Professor Lee added: "The new study means that aviation's impact on climate change can be compared with other sectors such as maritime shipping, ground transportation and energy generation as it has a consistent set of ERF measurements."

Dr Laura Wilcox, an atmospheric scientist at the University of Reading and NCAS, contributed the assessment of water vapour impact to the study. She said: "There are many different components of aviation's large impact on climate change, but the positive side of that is it provides us with many ways we can make changes to mitigate it.

"This massive assessment demonstrates the magnitude of the climate change impact of aviation, and confirms that urgent action is needed to reduce the environmental impact of all travel to avoid very serious impacts to our way of life in the future."

Professor Lee and his team calculated that the cumulative CO2 emissions of global aviation throughout the course of the industry's entire history - defined as between 1940 and 2018 - were 32.6 billion tonnes.

Approximately half the total cumulative emissions of CO2 were generated in the last 20 years alone, attributed largely to the expansion of the number of flights, number of routes and fleet sizes, particularly in Asia, though partially offset by improvements in aircraft and jet engine technology, larger average aircraft sizes and increasing efficiency in the use of aircraft capacity to fit more passengers in the same space.

The research team estimated the figure of 32.6 billion tonnes accounted for 1.5 per cent of total CO2 emissions ever at that point.

And when the non-CO2 impacts were factored in, aviation's was calculated to be 3.5 per cent of all human activities that drive climate change.

The researchers noted that while the 2016 Paris Agreement on climate change does include domestic aviation in individual country's reduction targets, it does not address international aviation, which accounts for 64 per cent of air traffic.

Unlike direct emissions of non-CO2 greenhouse gases, such as nitrous oxide and methane from sources such as the agricultural sector, aviation's non-CO2 effects are not covered by the former Kyoto Protocol.

Professor Lee added: "It is unclear whether future developments of the Paris Agreement or International Civil Aviation Organization negotiations to mitigate climate change, in general, will include short-lived indirect greenhouse gases like nitrogen oxides, contrail cirrus, aerosol-cloud effects, or other aviation non-CO2 effects.

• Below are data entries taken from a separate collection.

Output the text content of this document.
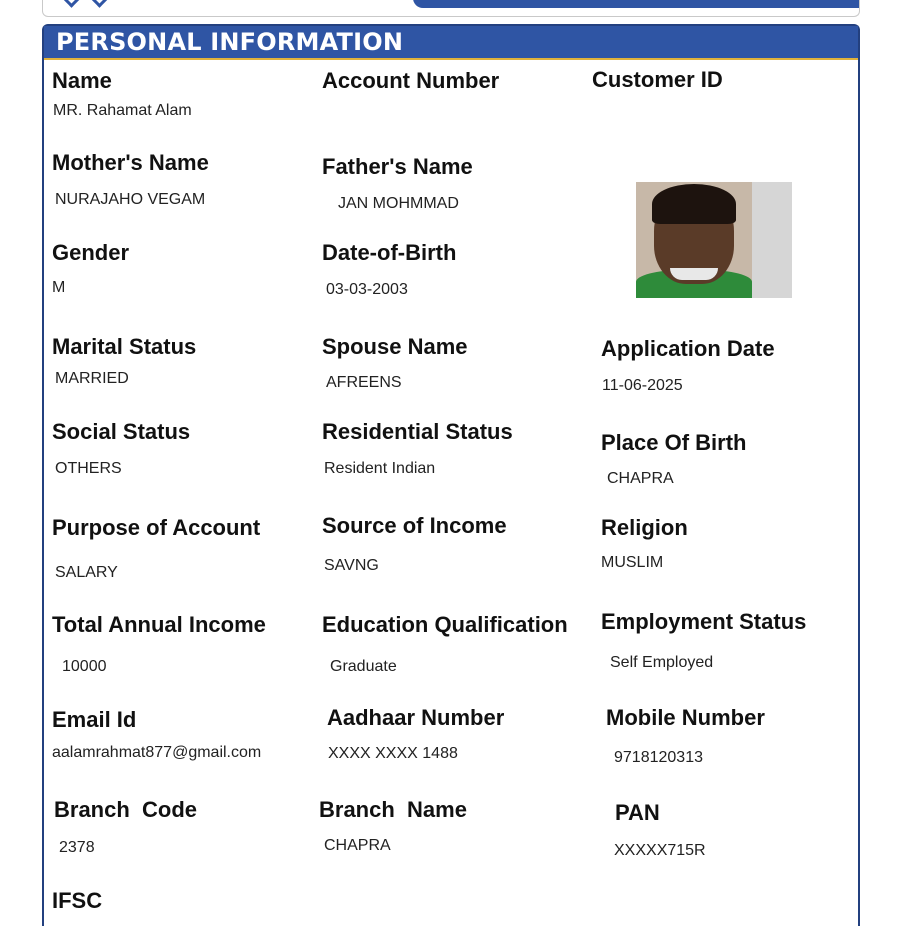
PERSONAL INFORMATION
Name
MR. Rahamat Alam
Account Number	Customer ID
Mother's Name
NURAJAHO VEGAM
Father's Name
JAN MOHMMAD
Gender
M
Date-of-Birth
03-03-2003
Marital Status
MARRIED
Spouse Name
AFREENS
Application Date
11-06-2025
Social Status
OTHERS
Residential Status
Resident Indian
Place Of Birth
CHAPRA
Purpose of Account
SALARY
Source of Income
SAVNG
Religion
MUSLIM
Total Annual Income
10000
Education Qualification
Graduate
Employment Status
Self Employed
Email Id
aalamrahmat877@gmail.com
Aadhaar Number
XXXX XXXX 1488
Mobile Number
9718120313
Branch  Code
2378
Branch  Name
CHAPRA
PAN
XXXXX715R
IFSC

"Aviation is not mentioned explicitly in the text of the Paris Agreement, which says total global greenhouse gas emissions need to be reduced rapidly to achieve a balance between man-made emissions and sinks of greenhouse gases in the second half of this century.

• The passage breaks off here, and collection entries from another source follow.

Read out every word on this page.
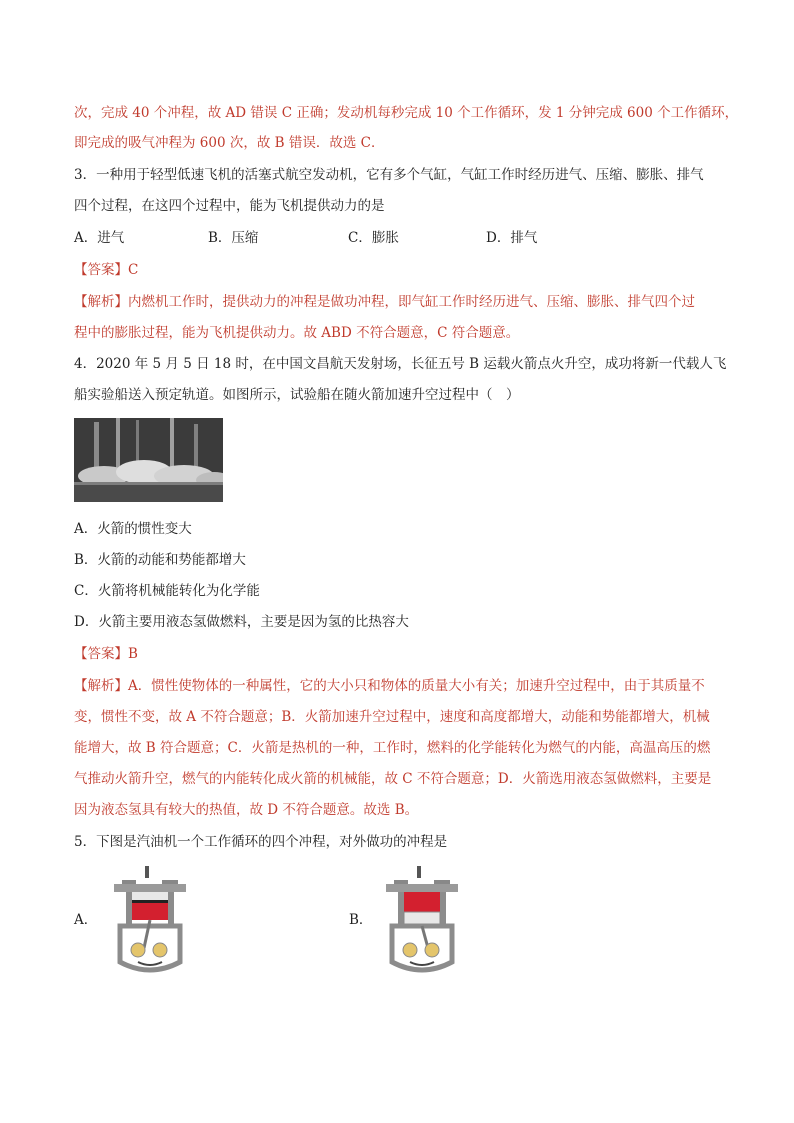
次，完成 40 个冲程，故 AD 错误 C 正确；发动机每秒完成 10 个工作循环，发 1 分钟完成 600 个工作循环，
即完成的吸气冲程为 600 次，故 B 错误．故选 C．
3．一种用于轻型低速飞机的活塞式航空发动机，它有多个气缸，气缸工作时经历进气、压缩、膨胀、排气
四个过程，在这四个过程中，能为飞机提供动力的是
A．进气	B．压缩	C．膨胀	D．排气
【答案】C
【解析】内燃机工作时，提供动力的冲程是做功冲程，即气缸工作时经历进气、压缩、膨胀、排气四个过
程中的膨胀过程，能为飞机提供动力。故 ABD 不符合题意，C 符合题意。
4．2020 年 5 月 5 日 18 时，在中国文昌航天发射场，长征五号 B 运载火箭点火升空，成功将新一代载人飞
船实验船送入预定轨道。如图所示，试验船在随火箭加速升空过程中（　）
A．火箭的惯性变大
B．火箭的动能和势能都增大
C．火箭将机械能转化为化学能
D．火箭主要用液态氢做燃料，主要是因为氢的比热容大
【答案】B
【解析】A．惯性使物体的一种属性，它的大小只和物体的质量大小有关；加速升空过程中，由于其质量不
变，惯性不变，故 A 不符合题意；B．火箭加速升空过程中，速度和高度都增大，动能和势能都增大，机械
能增大，故 B 符合题意；C．火箭是热机的一种，工作时，燃料的化学能转化为燃气的内能，高温高压的燃
气推动火箭升空，燃气的内能转化成火箭的机械能，故 C 不符合题意；D．火箭选用液态氢做燃料，主要是
因为液态氢具有较大的热值，故 D 不符合题意。故选 B。
5．下图是汽油机一个工作循环的四个冲程，对外做功的冲程是
A．	B．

"As the COVID-19 pandemic changes, aviation traffic is likely to recover to meet projected rates on varying timescales, with continued growth, further increasing CO2 emissions and, of course, historical emissions of CO2 take many centuries to be removed.

"Therefore, reducing CO2 aviation emissions will remain a continued focus in reducing future man-made climate change, along with aviation's non-CO2 contribution."

The study suggests solutions that include re-routing flights to avoid creating contrail cirrus but the trade-off is a longer flight path and more fuel burnt, producing more greenhouse gas emissions.

The team also noted how changes to combustion technology to reduce NOx emissions can increase CO2 emissions.

Co-author David Fahey, Director of the Earth System Research Laboratories at the United States' National Oceanic and Atmospheric Administration, and a Visiting Professor at Manchester Metropolitan University, said: "This study is a great example of an international collaboration to clarify how human activities cause climate change.

"Our assessment has strengthened the scientific foundation of the role of aviation in the climate system and established a framework for future assessments.

"Our assessment will aid decision makers and the industry in pursuing any future mitigation actions while protecting this important sector from any inaccurate assertions concerning its role in the climate system."